Back in 1964, affirmative action made sense. You don't just stop disadvantaging kids and then wait 18 years for the first crop to reach college age. And, yeah, maybe 18 years isn't enough. It takes a while for K-12 equity to take root. So, maybe 36? 56? My point is that affirmative action is a band-aid, and if you still need it 60 years later, it's not working. And, of course, it can't work if you don't actually address the inequalities of the K-12 system. But we don't even attempt to determine what those inequalities are. Is it school funding? Chaotic school environment? Chaotic home environment? Is it poverty - or concentration of poverty? I don't know that anybody knows - or if they do, it's some kind of "blaming the victim" taboo to discuss it. Or else the solutions are "racist" in and of themselves.
In terms of this proposal, it seems to be "the bad-aid isn't working - and it's been ruled illegal, so let's be good people and apply a different band-aid and wait another 50 years for results.
As far as the argument that "poor is a euphemism for black", well there's some truth to that. Consider your typical New York Times "Problem X Disproportionately affects people of Color" article.

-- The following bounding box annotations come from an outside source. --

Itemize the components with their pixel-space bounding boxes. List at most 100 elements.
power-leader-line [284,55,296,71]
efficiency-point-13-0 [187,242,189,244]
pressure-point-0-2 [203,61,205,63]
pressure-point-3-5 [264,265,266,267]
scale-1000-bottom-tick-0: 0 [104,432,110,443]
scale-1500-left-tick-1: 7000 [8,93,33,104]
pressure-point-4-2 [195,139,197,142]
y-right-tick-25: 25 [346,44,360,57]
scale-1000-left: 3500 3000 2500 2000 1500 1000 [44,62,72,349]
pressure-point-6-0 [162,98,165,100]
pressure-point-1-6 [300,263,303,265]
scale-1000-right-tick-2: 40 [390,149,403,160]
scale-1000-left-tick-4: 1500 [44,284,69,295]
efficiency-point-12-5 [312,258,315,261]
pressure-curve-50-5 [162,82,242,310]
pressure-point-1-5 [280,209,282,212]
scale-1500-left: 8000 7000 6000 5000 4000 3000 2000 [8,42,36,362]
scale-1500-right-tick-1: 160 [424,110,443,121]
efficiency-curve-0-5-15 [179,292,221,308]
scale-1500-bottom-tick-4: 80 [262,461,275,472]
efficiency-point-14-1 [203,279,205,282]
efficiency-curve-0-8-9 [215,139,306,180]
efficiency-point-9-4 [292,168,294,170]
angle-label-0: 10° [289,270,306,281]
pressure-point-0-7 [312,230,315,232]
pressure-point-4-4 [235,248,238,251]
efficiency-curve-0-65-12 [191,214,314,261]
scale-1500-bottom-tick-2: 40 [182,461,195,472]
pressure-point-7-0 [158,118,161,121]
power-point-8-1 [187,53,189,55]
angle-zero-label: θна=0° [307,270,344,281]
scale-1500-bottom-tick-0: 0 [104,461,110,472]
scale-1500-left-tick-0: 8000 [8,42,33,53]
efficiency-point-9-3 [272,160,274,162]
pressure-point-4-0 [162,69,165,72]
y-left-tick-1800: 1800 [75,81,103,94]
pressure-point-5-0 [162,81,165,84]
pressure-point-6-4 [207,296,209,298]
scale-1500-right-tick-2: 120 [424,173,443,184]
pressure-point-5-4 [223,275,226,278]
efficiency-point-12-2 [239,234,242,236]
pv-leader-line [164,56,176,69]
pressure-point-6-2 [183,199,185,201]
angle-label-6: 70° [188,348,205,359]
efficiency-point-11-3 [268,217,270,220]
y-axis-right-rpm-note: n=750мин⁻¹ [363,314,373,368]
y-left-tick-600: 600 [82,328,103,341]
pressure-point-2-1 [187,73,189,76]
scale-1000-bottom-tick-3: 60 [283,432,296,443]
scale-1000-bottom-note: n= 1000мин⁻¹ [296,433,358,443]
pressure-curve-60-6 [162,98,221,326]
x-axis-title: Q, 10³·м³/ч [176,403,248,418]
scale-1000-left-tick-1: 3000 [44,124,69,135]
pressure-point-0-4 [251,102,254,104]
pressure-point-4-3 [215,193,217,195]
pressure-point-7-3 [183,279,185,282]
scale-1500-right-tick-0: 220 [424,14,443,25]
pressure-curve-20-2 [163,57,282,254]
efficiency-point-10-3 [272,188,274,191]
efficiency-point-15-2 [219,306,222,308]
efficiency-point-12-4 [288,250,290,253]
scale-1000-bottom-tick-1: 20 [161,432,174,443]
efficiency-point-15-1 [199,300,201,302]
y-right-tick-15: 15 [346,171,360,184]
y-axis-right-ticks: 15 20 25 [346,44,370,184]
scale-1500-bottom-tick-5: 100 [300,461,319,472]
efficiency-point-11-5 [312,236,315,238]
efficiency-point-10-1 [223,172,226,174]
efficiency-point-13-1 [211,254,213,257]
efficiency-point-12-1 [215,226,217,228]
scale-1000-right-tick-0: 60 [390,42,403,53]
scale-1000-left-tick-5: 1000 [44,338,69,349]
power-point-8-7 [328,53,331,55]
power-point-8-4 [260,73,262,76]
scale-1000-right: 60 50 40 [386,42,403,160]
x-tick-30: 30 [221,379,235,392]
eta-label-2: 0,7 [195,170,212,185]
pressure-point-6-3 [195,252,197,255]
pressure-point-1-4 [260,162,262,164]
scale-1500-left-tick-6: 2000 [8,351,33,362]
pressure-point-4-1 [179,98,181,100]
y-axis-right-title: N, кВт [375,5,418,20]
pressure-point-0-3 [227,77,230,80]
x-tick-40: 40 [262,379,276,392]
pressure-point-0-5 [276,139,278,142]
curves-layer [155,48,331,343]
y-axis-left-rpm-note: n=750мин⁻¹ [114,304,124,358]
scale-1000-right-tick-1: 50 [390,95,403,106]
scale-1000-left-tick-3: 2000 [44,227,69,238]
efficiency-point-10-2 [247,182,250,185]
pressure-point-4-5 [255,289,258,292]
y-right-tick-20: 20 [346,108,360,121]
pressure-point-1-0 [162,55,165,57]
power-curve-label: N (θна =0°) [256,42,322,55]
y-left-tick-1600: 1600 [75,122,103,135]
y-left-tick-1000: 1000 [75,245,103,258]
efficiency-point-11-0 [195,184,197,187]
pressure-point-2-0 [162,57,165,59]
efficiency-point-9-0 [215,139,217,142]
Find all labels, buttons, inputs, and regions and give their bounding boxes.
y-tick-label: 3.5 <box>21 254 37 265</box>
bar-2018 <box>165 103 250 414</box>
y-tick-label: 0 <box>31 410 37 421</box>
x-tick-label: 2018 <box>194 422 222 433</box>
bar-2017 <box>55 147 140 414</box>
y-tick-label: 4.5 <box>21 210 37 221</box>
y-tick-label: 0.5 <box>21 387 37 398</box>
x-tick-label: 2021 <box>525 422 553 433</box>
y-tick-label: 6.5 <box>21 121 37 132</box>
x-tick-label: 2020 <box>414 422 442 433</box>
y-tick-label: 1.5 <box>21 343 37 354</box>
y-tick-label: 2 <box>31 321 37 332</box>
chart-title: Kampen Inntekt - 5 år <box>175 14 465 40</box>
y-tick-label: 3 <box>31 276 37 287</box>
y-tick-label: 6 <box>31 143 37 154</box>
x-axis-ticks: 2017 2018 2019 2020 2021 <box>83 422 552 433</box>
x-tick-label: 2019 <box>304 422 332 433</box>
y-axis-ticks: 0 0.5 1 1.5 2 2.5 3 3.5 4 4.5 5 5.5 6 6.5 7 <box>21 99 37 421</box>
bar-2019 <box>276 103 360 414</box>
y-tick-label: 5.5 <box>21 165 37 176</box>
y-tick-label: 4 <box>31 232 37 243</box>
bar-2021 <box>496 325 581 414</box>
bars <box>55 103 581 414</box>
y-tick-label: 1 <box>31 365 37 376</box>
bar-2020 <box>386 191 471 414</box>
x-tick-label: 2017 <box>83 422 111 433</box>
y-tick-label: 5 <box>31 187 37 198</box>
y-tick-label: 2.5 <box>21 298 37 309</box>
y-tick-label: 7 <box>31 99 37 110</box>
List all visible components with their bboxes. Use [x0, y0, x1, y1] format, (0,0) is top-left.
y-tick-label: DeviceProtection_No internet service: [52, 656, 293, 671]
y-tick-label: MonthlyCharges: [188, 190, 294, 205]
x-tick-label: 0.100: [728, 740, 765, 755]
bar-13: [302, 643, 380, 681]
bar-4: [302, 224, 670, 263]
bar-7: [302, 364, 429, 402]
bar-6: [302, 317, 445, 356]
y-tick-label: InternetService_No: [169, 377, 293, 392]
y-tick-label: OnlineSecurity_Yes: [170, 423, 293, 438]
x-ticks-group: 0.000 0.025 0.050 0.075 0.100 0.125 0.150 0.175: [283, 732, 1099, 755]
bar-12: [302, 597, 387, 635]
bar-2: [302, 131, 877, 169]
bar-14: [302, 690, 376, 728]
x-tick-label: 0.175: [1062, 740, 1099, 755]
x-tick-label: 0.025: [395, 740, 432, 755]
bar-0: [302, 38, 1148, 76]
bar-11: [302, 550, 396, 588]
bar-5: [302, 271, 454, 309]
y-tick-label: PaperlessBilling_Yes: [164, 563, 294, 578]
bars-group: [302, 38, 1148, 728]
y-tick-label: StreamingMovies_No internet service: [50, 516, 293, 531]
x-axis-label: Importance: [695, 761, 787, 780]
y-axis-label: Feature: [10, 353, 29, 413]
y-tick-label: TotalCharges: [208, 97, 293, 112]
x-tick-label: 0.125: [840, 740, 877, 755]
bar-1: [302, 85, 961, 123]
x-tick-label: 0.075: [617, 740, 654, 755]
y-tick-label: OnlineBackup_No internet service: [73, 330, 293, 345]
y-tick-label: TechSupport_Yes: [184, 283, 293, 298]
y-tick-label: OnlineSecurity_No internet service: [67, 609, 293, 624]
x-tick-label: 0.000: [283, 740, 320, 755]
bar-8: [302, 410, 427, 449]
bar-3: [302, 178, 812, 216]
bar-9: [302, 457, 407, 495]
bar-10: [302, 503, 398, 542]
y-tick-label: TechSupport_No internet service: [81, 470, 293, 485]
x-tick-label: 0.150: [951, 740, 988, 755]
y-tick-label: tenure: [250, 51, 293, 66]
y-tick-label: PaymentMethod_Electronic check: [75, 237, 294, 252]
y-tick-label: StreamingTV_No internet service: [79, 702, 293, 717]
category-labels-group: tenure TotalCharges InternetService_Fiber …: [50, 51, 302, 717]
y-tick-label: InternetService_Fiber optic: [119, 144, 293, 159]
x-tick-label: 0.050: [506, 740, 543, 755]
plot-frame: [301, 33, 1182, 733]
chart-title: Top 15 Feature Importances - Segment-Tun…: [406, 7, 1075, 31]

Invariably, problem X will turn out to be something that is a clear result of poverty, and well, black people are disproportionately poor (yes, as a result of past and present racism), so the headline isn't inaccurate, per se. It simply double-counts the racism. And for what purpose? To add an extra layer of moral weight to the reporting? What's obscured by this kind of thing is that there may well be a strictly racial component to problem X. It's almost never the whole problem, and framing it as such is easier than teasing out the real racial effect. It also doesn't make it easier to solve. And, oh. There's the other obscured fact that in sheer numbers (rather than proportion), it generally turns out that problem X actually affects more white people than people of color (if only because there are more of them - yes, even more poor ones - in the country). And that's important, because if addressing poverty addresses the problem better than addressing racism does, you actually, y'know, address the problem. Without alienating a huge swath of the population and leaving them easy pickings for demagogues like Trump.